To evaluate the safety of this technique, researchers compared dozens of human embryos that had undergone spindle transfer to a control group of normal embryos. One week after spindle transfer and egg fertilization, the levels of gene expression and transcription were measured in both groups. These measurements showed that the two groups essentially mirror each other in development, with almost identical levels of gene expression and transcription at the blastocyst (five-day-old) stage.
This study appears to indicate that spindle transfer has little effect on early embryonic development. The control embryos experienced similar rates of chromosome abnormalities to the spindle transfer embryos, demonstrating that spindle transfer does not lead to increased rates of major chromosomal abnormalities.

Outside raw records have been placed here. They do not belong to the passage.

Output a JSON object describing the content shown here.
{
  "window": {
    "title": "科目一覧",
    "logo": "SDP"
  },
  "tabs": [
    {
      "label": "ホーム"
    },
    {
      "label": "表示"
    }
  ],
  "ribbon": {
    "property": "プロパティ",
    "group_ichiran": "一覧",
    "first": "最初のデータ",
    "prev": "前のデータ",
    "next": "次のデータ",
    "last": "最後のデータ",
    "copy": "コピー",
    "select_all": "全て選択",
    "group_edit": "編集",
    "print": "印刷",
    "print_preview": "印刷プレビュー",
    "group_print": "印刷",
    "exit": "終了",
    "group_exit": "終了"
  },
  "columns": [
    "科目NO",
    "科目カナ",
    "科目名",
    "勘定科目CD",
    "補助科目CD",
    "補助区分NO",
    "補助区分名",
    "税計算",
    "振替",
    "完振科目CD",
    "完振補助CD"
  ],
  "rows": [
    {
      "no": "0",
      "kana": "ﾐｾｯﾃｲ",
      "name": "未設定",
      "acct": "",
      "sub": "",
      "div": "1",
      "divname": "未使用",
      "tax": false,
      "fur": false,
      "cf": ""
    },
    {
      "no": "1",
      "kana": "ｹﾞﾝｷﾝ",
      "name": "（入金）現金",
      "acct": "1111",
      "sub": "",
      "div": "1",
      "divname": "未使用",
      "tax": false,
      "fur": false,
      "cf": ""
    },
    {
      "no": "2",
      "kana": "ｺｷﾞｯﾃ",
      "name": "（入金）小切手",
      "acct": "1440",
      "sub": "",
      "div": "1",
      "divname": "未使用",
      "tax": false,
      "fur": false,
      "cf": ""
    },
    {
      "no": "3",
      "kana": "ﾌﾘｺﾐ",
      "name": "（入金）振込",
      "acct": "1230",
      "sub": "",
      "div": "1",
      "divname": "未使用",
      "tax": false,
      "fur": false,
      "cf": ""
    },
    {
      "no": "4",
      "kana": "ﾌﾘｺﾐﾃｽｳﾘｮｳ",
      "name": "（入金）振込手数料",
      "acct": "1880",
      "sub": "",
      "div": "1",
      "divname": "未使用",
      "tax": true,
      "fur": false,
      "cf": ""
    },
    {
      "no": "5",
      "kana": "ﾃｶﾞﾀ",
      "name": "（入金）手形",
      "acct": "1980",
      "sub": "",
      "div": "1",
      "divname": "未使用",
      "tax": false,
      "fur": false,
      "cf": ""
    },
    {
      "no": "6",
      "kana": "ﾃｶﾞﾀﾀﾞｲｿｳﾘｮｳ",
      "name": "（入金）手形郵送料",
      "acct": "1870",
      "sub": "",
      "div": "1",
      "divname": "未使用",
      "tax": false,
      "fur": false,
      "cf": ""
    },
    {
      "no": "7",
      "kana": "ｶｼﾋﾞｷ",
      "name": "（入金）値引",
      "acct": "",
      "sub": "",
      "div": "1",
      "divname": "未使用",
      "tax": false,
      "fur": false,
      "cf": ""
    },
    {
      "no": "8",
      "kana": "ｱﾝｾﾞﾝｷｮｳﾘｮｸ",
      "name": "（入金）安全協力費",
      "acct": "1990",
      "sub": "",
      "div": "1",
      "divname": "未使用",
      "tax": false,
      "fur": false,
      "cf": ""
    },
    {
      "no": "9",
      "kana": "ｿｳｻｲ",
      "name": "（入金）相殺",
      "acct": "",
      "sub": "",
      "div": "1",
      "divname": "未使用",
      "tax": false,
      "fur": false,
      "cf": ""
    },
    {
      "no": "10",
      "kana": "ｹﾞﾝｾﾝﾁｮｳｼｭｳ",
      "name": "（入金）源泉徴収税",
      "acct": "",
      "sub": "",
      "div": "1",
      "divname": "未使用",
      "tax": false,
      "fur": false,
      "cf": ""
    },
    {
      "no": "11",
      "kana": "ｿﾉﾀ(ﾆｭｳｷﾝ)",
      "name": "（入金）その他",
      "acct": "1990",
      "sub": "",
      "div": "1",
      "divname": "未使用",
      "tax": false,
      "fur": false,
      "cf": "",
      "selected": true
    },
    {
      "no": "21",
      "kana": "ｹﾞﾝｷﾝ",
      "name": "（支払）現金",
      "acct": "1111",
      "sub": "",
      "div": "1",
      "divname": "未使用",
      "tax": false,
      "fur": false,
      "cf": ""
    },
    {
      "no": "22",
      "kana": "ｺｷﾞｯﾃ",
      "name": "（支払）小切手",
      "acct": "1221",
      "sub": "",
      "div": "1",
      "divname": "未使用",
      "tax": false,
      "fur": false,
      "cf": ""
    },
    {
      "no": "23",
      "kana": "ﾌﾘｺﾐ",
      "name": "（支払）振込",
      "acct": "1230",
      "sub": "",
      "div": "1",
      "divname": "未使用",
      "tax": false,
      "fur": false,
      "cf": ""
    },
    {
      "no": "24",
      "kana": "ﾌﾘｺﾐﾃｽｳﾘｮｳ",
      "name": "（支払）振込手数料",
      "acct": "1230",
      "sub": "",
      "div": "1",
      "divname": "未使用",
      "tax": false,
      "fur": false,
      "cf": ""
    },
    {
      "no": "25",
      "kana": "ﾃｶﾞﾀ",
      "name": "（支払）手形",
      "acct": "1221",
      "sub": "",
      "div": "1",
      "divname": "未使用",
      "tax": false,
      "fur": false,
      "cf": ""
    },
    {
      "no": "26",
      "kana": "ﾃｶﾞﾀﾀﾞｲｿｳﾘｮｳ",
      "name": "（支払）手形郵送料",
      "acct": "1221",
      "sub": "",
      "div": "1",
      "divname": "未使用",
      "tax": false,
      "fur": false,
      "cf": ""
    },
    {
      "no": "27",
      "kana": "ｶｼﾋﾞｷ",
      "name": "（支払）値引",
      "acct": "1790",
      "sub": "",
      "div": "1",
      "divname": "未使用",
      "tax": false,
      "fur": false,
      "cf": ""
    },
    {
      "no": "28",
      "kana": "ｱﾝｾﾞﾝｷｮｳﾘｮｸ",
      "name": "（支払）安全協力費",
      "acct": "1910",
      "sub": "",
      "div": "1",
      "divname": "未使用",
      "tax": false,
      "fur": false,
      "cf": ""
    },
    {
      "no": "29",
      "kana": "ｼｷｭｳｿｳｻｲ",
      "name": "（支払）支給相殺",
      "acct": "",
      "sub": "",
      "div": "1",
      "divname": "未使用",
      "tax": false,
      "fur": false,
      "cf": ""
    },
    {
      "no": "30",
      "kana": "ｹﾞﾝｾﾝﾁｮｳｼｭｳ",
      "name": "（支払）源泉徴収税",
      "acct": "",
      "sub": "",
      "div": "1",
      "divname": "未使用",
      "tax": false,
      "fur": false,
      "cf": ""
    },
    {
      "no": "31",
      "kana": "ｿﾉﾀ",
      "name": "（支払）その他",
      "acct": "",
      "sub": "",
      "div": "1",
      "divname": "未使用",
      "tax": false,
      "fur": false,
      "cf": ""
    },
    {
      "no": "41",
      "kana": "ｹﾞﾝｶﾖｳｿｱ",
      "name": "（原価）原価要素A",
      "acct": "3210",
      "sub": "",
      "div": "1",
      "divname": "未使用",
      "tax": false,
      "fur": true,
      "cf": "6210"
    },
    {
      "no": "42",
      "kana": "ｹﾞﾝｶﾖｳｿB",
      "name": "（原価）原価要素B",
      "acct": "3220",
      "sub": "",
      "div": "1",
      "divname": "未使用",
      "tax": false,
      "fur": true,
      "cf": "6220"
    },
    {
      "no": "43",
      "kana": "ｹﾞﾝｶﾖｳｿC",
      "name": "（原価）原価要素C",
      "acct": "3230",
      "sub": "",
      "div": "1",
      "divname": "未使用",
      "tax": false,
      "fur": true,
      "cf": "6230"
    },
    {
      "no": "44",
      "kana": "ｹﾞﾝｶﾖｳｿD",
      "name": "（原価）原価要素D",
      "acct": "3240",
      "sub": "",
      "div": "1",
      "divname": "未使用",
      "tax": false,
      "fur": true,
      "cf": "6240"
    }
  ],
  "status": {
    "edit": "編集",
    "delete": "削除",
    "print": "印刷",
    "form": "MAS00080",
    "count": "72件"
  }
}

This is a significant positive finding because chromosomal abnormalities cause approximately 50% of first-trimester miscarriages. While chromosome abnormalities are often not viable, some abnormalities can be but can cause the death of the infant soon after birth or abnormalities throughout life.
The control embryos experienced similar rates of chromosome abnormalities to the spindle transfer embryos, demonstrating that spindle transfer does not lead to increased rates of major chromosomal abnormalities.
The only distinction found between the control embryos and the embryos on which spindle transfer was performed was the rate of DNA demethylation. In the spindle-transfer embryos, the rate of DNA methylation was slightly slower.
This could potentially lead to epigenetic changes in DNA expression, meaning that the proteins expressed by the DNA could be slightly different in nature without the DNA being physically changed through mutation. The extent of difference in the expression of these traits between control embryos and spindle-transfer embryos, however, remains unknown.
If future studies show that spindle transfer does not increase the risk of chromosomal abnormalities later in embryonic development (past the blastocyst stage) or cause different expression by proteins, this method of mitochondrial replacement therapy will likely become a commonplace technique in fertility medicine.